Объявили танец. Снова название коллектива и фамилия руководителя: через микрофон имя и фамилия Ф. звучали как чужие. Девочки оттанцевали и раскланялись. Красные пятна на Иркиных щеках. Потом объявили «Ромео». На этот раз фамилии назвали. Софкины жемчуга взошли на балконе. Федька выскочил на сцену – в моих колготках. Музыка, похожая на птичий щебет. Стихла. Начали. Он успел всего несколько слов, ровно столько, чтобы они поняли, что не понимают. Он закипал за нашими спинами – их веселый шум. Поднялся до небес, заплескался неудержимым хохотом и визгом, едва Софка заговорила, нежно клонясь с балкона. За нашими спинами они выли и хохотали как умалишенные. Их хохот катился внятными судорожными волнами, то нарастая, то затихая, как тяжелый приступ. На откатах мы различали слова, летящие со сцены, но эти слова, обесчещенные хохотом, уже не имели смысла – бессмысленные, опозоренные звуки. Хохот, стихавший в одном ряду, вспыхивал в другом, как чума. Белые лица Ромео и Джульетты, забывшие о любви, словно никогда не бывало, – только страх и трепет, отвратительный рыбий трепет колышущегося зала. Кончилось. Белая тень Джульетты ушла в глубину. Отхохотав, они аплодировали с покаянным энтузиазмом. Мы поднимались под хлопки.

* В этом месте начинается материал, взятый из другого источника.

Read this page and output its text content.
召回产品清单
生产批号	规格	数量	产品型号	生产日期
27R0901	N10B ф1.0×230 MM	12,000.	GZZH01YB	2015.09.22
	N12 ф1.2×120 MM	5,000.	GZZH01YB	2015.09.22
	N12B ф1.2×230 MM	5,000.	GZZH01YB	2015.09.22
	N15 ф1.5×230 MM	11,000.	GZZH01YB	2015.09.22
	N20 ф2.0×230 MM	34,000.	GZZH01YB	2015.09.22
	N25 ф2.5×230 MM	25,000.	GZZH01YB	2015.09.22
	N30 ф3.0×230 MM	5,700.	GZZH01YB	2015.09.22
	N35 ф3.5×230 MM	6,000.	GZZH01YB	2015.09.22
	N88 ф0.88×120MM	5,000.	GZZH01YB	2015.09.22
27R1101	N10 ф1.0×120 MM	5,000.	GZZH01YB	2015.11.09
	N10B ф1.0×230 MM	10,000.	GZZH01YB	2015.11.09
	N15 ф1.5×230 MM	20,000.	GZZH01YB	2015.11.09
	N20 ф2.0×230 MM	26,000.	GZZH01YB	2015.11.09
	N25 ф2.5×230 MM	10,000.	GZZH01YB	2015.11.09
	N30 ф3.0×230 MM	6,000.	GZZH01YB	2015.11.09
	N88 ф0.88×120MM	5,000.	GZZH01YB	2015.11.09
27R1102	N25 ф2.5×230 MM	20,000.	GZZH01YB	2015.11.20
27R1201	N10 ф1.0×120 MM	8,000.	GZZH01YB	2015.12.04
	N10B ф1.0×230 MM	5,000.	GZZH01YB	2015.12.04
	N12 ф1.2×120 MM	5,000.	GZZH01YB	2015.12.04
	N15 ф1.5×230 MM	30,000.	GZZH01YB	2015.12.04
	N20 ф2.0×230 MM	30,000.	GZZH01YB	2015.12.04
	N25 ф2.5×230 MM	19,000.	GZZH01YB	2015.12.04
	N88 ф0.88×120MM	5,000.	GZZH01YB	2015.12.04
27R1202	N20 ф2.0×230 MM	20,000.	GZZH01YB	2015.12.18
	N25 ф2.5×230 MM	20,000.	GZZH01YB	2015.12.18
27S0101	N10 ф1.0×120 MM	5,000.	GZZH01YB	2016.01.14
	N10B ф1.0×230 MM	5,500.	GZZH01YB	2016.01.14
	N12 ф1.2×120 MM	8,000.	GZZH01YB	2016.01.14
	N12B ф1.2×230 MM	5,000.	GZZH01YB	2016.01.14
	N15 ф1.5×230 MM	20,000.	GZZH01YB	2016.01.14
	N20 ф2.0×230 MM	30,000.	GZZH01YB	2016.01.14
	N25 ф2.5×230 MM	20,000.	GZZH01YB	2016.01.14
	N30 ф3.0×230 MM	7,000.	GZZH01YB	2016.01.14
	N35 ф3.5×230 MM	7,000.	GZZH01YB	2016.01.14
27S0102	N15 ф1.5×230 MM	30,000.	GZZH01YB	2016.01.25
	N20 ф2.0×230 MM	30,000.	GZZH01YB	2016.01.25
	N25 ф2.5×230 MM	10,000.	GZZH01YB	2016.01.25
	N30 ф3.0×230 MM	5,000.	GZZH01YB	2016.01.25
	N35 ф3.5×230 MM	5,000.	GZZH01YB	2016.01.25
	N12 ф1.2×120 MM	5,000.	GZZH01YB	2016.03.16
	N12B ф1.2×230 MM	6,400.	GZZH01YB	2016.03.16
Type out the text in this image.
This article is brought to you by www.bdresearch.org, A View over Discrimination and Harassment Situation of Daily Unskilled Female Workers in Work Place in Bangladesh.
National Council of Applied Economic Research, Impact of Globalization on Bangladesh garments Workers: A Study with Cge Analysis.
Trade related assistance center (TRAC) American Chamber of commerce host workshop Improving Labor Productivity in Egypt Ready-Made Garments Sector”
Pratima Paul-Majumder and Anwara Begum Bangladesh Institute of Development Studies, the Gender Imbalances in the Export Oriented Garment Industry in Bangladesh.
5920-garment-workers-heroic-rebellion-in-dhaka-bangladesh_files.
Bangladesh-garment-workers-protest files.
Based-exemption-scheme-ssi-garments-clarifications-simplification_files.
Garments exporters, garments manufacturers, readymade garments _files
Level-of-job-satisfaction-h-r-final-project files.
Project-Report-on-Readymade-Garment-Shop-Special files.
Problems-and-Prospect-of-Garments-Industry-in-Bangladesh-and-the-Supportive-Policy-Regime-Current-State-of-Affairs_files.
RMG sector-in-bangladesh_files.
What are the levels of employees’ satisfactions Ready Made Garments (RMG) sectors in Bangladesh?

Софка рыдала, уткнувшись Ф. в колени. Федя стоял рядом, ломая губы: первый раз в своей жизни я видела лицо обесчещенного человека. Ф. шептала над Софкой, заговаривая позор, как боль. Мы стояли, сбившись в овечью кучу. Ф. подняла на нас глаза. Она смотрела на нашу стайку, и остатки нежности, шептавшей над Софкой, уходили из ее взгляда. Глаза становились пустыми, непроглядными, как тьма. Зудящий стыд глядел ей навстречу нашими глазами: мы вернулись из того места, откуда стыдно возвращаться. Мы были в этом зале и, вернувшись, принесли на себе его скверну. Пустая тьма налилась каменным высокомерием: она махнула рукой, изгоняя нас.
Если бы меня спросили сейчас прямо: когда это началось, то, что случилось потом со всеми нами, я бы сказала – давно, раньше, задолго… Я перебирала бы все с самого начала, сбиваясь с одного на другое… Но они, если бы они наседали снова и снова: нет, все-таки когда, когда оно стало необратимым? И я сказала бы: там и тогда, в том скверном зале, в тот самый миг, когда раздался их подлый, бессмысленный хохот, их рыбье колыханье.
Оборотни
После того зала, в котором мы оказались и из которого вышли навстречу ее пустым глазам, все пошло очень быстро, быстрее, чем можно себе представить, словно время, которое она держала своими силами, одним своим храбрым и стойким присутствием, понеслось вскачь, неудержимо стремясь к победе, в которой – начиная с того зала – оно уже не сомневалось. Время завертелось на языках, заговорило всеми голосами. Через несколько дней Ф. вызвала нас с Софкой и предложила самим подготовить сцену из «Двенадцатой ночи». Шесть девушек из свиты Оливии дурачат простодушную Виолу. Тут же, отложив в сторону исписанные ее рукой листки, она показала нам, как это должно выглядеть: «Каждый раз, когда ты склоняешься в поклоне, ты видишь одно лицо, поднимаясь – другое. Это надо разыграть четко: очередная девица выступает вперед, но тут же отступает. На ее место – другая». Подобранные восьмиклассницы были переданы мне из рук в руки с приказом – слушаться. После уроков мы репетировали с Софкой. К Ф. я ходила одна: мы готовили Рахманинова. О Настасье Филипповне Ф. больше не заговаривала. По ночам, дождавшись, когда все уснут, я читала «Идиота», все еще надеясь. В ее кабинет Федька больше не ходил. О том, что он что-то репетирует сам, я узнала от Барашковой. Мы сидели у нее дома, обсуждая последний открытый урок. Их снова принесло на домашнее чтение. На этот раз, предваряя их появление, Ф. запретила нам переводить синхронно. Урок был особенно веселым. Ф. шутила искрометно, мы хохотали. Гости хихикали, делая вид, что понимают английские шутки.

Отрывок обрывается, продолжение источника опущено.